And I with the brave shall be sleeping At ease on my mattress of loam, When back from their taking and keeping The squadron is riding home.
The wind with the plumes will be playing, The girls will stand watching them wave, And eyeing my comrades and saying Oh who would not sleep with the brave?
They ask and there is not an answer; Says you, I will 'list for a lancer, Oh who would not sleep with the brave?
VII.
In valleys green and still Where lovers wander maying They hear from over hill A music playing.
Behind the drum and fife, Past hawthornwood and hollow, Through earth and out of life The soldiers follow.
The soldier's is the trade: In any wind or weather He steals the heart of maid And man together.
The lover and his lass Beneath the hawthorn lying Have heard the soldiers pass, And both are sighing.
And down the distance they With dying note and swelling Walk the resounding way To the still dwelling.
VIII.
Soldier from the wars returning, Spoiler of the taken town, Here is ease that asks not earning; Turn you in and sit you down.
Peace is come and wars are over, Welcome you and welcome all, While the charger crops the clover And his bridle hangs in stall.
Now no more of winters biting, Filth in trench from fall to spring, Summers full of sweat and fighting For the Kesar or the King.
Rest you, charger, rust you, bridle; Kings and kesars, keep your pay; Soldier, sit you down and idle At the inn of night for aye.
IX.
The chestnut casts his flambeaux, and the flowers Stream from the hawthorn on the wind away, The doors clap to, the pane is blind with showers. Pass me the can, lad; there's an end of May.
There's one spoilt spring to scant our mortal lot, One season ruined of our little store. May will be fine next year as like as not: Oh ay, but then we shall be twenty-four.
We for a certainty are not the first Have sat in taverns while the tempest hurled Their hopeful plans to emptiness, and cursed Whatever brute and blackguard made the world.
It is in truth iniquity on high To cheat our sentenced souls of aught they crave, And mar the merriment as you and I Fare on our long fool's-errand to the grave.
Iniquity it is; but pass the can. My lad, no pair of kings our mothers bore; Our only portion is the estate of man: We want the moon, but we shall get no more.
If here to-day the cloud of thunder lours To-morrow it will hie on far behests; The flesh will grieve on other bones than ours Soon, and the soul will mourn in other breasts.
The troubles of our proud and angry dust Are from eternity, and shall not fail.
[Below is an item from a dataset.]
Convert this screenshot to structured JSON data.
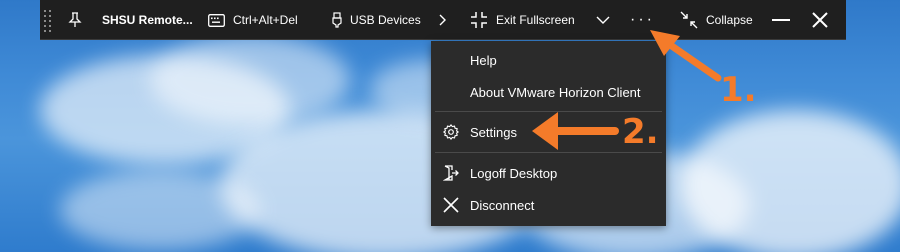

Bear them we can, and if we can we must. Shoulder the sky, my lad, and drink your ale.
X.
Could man be drunk for ever With liquor, love, or fights, Lief should I rouse at morning And lief lie down of nights.
But men at whiles are sober And think by fits and starts, And if they think, they fasten Their hands upon their hearts.
XI.
Yonder see the morning blink: The sun is up, and up must I, To wash and dress and eat and drink And look at things and talk and think And work, and God knows why.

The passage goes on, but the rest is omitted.